10 de dezembro de 2008

Nem leucemia nem planos cabíveis

Todo mundo sofre, e você estrategicamente posicionado para tirar-lhes a foto no momento do descanso. Daí também, e nada mais faz sentido, vai caminhando sem propósito para o depósito de lixo mais próximo e atira-se na esperança de expiação. Ninguém volta, ninguém te quer entre os mais queridos da turma e os primeiros escolhidos do time de futebol ou do medley de natação. Ninguém te quer. Você vai dormir e chora pela foto que bateu no momento de descanso do atleta mais sofrido do colégio e, embora a foto tenha sido de puro caráter artístico, você argumenta, ninguém vai gostar dela, ela é do momento mais suave das cinco horas de corrida do menino de doze anos com leucemia. Você pára, você olha, também você podia ser leucêmico e acho que então a foto valeria, você tem quatorze e ainda usa mamadeira e ninguém sabe e então já é lucro e você é disléxico e sozinho, mas não tem leucemia. O câncer mata e é trágico, é chato, é triste. Você não fuma, nem bebe, mas gostaria. Cada trago que dá sozinho no box mais mocado do banheiro pensa que é uma injeção de células tortas, mas e sem saber o porquê, traga mais uma vez.
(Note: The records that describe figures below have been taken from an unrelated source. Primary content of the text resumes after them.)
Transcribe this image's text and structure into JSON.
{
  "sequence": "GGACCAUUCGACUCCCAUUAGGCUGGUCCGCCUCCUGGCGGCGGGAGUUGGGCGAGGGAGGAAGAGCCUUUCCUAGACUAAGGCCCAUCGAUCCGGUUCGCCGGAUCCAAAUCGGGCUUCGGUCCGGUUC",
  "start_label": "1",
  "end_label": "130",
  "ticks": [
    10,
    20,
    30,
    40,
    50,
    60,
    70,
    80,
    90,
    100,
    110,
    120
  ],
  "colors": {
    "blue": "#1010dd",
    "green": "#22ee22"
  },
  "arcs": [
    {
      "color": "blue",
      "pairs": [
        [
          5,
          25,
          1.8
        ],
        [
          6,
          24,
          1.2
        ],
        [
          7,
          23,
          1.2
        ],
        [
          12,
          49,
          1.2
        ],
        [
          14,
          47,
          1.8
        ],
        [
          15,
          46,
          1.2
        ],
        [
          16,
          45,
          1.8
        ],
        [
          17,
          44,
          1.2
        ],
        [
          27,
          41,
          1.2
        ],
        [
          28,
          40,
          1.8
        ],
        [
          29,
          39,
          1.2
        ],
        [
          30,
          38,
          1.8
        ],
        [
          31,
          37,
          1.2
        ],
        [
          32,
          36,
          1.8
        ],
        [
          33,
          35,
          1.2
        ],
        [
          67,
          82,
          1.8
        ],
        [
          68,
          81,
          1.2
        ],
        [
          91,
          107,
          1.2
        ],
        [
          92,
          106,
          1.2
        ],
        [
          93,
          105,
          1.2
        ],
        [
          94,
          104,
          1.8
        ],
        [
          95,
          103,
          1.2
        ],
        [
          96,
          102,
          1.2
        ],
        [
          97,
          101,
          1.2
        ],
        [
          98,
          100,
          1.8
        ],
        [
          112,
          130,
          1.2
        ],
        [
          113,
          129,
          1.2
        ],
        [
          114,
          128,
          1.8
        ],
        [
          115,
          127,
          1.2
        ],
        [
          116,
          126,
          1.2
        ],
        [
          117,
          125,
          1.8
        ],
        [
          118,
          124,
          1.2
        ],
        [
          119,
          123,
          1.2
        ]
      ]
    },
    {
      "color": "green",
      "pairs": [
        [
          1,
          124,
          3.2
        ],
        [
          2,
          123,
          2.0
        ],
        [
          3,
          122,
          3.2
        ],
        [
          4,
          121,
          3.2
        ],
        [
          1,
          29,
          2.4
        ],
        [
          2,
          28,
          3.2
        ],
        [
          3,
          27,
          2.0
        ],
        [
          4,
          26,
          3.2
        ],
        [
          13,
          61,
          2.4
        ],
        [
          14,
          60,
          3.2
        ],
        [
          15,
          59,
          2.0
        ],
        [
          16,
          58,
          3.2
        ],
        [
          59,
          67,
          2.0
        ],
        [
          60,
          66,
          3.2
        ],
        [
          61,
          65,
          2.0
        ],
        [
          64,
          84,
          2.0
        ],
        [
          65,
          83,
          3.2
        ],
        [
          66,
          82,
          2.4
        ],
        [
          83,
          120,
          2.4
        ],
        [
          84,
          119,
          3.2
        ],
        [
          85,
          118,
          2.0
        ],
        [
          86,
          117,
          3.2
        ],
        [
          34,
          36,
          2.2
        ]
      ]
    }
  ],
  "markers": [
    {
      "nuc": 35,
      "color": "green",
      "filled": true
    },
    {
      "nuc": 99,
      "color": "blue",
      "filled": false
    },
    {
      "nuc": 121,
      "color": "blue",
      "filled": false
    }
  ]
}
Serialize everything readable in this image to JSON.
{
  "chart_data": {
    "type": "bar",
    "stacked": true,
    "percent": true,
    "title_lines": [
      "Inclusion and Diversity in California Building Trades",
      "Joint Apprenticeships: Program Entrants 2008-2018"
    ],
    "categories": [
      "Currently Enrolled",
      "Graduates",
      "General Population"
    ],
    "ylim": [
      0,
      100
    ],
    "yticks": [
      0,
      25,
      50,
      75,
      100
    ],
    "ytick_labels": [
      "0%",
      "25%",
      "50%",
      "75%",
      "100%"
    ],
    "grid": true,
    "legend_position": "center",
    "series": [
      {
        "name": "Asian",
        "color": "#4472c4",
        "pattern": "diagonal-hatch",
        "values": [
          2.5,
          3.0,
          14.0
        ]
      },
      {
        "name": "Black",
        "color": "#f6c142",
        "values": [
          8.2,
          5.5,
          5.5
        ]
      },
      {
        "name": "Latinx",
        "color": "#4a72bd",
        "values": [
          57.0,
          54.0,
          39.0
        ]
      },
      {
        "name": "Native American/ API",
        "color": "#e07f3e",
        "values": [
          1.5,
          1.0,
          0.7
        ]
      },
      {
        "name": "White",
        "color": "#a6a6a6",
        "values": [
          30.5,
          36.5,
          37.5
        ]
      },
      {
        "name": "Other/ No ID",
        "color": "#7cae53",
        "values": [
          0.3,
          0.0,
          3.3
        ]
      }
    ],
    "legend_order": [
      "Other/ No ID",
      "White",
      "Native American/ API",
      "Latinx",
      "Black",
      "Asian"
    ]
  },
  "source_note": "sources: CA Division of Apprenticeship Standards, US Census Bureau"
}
Sua família é católica apostólica romana, ortodoxa, dedicada, praticante, submissa, unida, amorosa, amante da medicina, da advocacia, da tradição e de todas as profissões que lhe trarão dinheiro e status. E de você, é claro. Você terá sucesso, mulher, filhos, casa, carro, aplicações e posses. Como assim você não quer? Você terá sucesso, mulher, filhos, casa, carros e aplicações. Sim, obrigada. Enfim, vai dormir, vai, coloca as idéias em mente e amanhã vem nos encontrar no almoço do jeitinho certo, como tudo deve ser., ok.